I assume your regex is compressed. If the dot is meant to abbrev. the middle initial it should be escaped. The suggestion below factors out like Barmar's does. If you don't want to capture the different names, remove the parenthesis from them.

Sorry, it looks like you intend it to be a dot metachar.
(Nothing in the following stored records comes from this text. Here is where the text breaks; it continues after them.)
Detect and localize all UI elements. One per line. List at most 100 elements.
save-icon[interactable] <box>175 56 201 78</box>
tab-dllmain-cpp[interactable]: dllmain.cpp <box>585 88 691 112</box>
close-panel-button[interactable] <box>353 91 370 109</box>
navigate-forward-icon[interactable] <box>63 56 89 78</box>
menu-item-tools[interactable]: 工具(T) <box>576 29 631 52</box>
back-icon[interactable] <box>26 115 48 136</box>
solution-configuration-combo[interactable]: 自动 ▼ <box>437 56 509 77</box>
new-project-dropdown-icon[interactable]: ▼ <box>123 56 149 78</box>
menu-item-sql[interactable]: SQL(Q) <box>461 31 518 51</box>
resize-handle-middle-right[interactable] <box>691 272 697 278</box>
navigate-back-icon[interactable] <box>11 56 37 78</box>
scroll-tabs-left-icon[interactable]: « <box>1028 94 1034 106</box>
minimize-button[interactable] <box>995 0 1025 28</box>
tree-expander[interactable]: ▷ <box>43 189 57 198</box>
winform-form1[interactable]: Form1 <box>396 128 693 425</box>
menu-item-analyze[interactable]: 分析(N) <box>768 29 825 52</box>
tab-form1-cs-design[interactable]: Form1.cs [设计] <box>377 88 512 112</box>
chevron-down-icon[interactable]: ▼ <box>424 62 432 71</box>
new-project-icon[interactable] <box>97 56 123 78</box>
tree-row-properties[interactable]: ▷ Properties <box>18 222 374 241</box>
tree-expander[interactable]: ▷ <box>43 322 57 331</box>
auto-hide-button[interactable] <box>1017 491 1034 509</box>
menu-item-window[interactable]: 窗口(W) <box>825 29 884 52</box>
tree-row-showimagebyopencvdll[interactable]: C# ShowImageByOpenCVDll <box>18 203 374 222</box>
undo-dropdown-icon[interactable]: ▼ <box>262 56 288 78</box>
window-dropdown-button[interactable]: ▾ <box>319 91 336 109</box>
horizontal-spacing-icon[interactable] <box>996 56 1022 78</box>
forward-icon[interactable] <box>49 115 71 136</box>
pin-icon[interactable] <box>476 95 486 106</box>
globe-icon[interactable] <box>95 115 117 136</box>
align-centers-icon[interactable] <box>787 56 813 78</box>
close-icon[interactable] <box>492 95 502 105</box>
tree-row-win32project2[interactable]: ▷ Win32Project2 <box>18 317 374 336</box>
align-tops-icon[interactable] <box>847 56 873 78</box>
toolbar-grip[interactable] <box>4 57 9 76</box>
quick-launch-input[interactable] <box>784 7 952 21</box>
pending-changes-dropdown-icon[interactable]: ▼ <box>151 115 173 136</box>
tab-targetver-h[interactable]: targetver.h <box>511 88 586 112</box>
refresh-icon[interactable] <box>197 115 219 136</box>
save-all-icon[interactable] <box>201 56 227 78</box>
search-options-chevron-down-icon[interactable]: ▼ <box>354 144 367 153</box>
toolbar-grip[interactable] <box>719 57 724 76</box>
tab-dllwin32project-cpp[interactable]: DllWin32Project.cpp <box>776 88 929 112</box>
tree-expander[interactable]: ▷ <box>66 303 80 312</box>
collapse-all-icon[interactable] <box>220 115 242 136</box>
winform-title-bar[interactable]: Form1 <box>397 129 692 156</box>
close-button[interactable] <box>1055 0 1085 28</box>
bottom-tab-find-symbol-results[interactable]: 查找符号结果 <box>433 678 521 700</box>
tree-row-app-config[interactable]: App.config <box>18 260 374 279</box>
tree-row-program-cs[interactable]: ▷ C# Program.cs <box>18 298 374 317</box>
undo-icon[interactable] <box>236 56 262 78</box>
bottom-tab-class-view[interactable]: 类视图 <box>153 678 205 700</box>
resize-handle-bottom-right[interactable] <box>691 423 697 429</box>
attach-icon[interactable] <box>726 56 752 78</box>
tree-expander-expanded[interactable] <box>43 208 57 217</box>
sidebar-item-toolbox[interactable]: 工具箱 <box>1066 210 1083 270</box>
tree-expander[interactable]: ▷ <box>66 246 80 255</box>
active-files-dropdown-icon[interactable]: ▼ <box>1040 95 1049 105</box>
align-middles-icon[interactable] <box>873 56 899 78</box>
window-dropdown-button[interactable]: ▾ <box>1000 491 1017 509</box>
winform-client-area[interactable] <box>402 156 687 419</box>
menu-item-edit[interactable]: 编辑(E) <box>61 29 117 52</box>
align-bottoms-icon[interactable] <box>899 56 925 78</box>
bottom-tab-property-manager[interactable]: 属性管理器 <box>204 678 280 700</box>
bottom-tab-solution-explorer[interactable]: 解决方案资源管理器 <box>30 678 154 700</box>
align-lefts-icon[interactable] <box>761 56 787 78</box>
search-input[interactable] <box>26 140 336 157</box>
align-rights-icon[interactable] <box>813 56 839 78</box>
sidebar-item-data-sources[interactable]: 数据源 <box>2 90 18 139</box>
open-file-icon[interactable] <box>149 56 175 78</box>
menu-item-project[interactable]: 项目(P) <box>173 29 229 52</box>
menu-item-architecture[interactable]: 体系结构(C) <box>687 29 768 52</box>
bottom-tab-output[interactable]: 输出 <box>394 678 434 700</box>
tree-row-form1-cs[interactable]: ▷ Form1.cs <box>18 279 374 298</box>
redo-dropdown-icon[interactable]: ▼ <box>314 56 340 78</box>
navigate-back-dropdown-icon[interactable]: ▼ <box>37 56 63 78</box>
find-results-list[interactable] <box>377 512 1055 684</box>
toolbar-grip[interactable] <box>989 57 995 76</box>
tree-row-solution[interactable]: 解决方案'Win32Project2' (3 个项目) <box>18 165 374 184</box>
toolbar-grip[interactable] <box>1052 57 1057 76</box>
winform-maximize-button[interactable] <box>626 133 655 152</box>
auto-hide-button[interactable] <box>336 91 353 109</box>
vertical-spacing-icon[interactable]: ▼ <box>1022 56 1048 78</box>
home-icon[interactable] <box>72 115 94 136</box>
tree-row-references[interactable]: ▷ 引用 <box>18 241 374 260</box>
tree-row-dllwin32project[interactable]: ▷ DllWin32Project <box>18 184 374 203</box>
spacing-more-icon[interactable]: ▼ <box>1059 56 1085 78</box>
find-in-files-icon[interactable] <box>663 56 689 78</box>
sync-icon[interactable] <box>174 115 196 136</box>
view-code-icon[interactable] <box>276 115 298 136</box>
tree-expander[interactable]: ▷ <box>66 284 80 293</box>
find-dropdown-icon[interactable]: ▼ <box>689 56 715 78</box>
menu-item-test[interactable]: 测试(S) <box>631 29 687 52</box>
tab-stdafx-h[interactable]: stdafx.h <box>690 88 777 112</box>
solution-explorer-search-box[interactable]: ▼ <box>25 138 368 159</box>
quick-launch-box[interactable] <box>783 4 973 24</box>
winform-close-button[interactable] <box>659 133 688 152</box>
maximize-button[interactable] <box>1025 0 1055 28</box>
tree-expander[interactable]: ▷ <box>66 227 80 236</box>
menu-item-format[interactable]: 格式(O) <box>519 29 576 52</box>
Just remove the \ from it.

 # (?:(BIOLOGIQUES)|(Dossier\ N\.\s+:))\s+((\d+)\s+(\d+)\s+\/\s+(\d+))

 (?:
      ( BIOLOGIQUES )                 # (1)
   |  ( Dossier\ N \. \s+ : )         # (2)
 )
 \s+ 
 (                               # (3 start)
      ( \d+ )                         # (4)
      \s+ 
      ( \d+ )                         # (5)
      \s+ \/ \s+ 
      ( \d+ )                         # (6)
 )                               # (3 end)

Edit, the regex should be factored, but if it gets too different, a way to re-use the same capture groups is to use Branch Reset.
Here is your original code with some annotations using branch reset.

 (?|(BIOLOGIQUES\s+(\d+)\s+(\d+)\s+\/\s+(\d+))|(Dossier\ N.\s+:\s+(\d+)\s+(\d+)\s+\/\s+(\d+)))

      (?|
 br 1      (                               # (1 start)
                BIOLOGIQUES \s+ 
      2         ( \d+ )                         # (2)
                \s+ 
      3         ( \d+ )                         # (3)
                \s+ \/ \s+ 
      4         ( \d+ )                         # (4)
    1      )                               # (1 end)
        |  
 br 1      (                               # (1 start)
                Dossier\ N . \s+ : \s+ 
      2         ( \d+ )                         # (2)
                \s+ 
      3         ( \d+ )                         # (3)
                \s+ \/ \s+ 
      4         ( \d+ )                         # (4)
    1      )                               # (1 end)
      )

Or, you could factor it AND use branch reset.

 # (?|(BIOLOGIQUES\s+)|(Dossier\ N.\s+:\s+))(?:(\d+)\s+(\d+)\s+\/\s+(\d+))

      (?|
 br 1      ( BIOLOGIQUES \s+ )             # (1)
        |  
 br 1      ( Dossier\ N . \s+ : \s+ )      # (1)
      )
      (?:
 2         ( \d+ )                         # (2)
           \s+ 
 3         ( \d+ )                         # (3)
           \s+ \/ \s+ 
 4         ( \d+ )                         # (4)
      )

Answer 2

Since the parts of both regexps that match the numbers are the same, you can do the alternation just for the beginning, instead of around the entire regexp:

preg_match('/((?:BIOLOGIQUES|Dossier N.\s+:)\s+(\d+)\s+(\d+)\s+\/\s+(\d+))/u', $content, $match);

Use the u modifier to match UTF-8 characters correctly.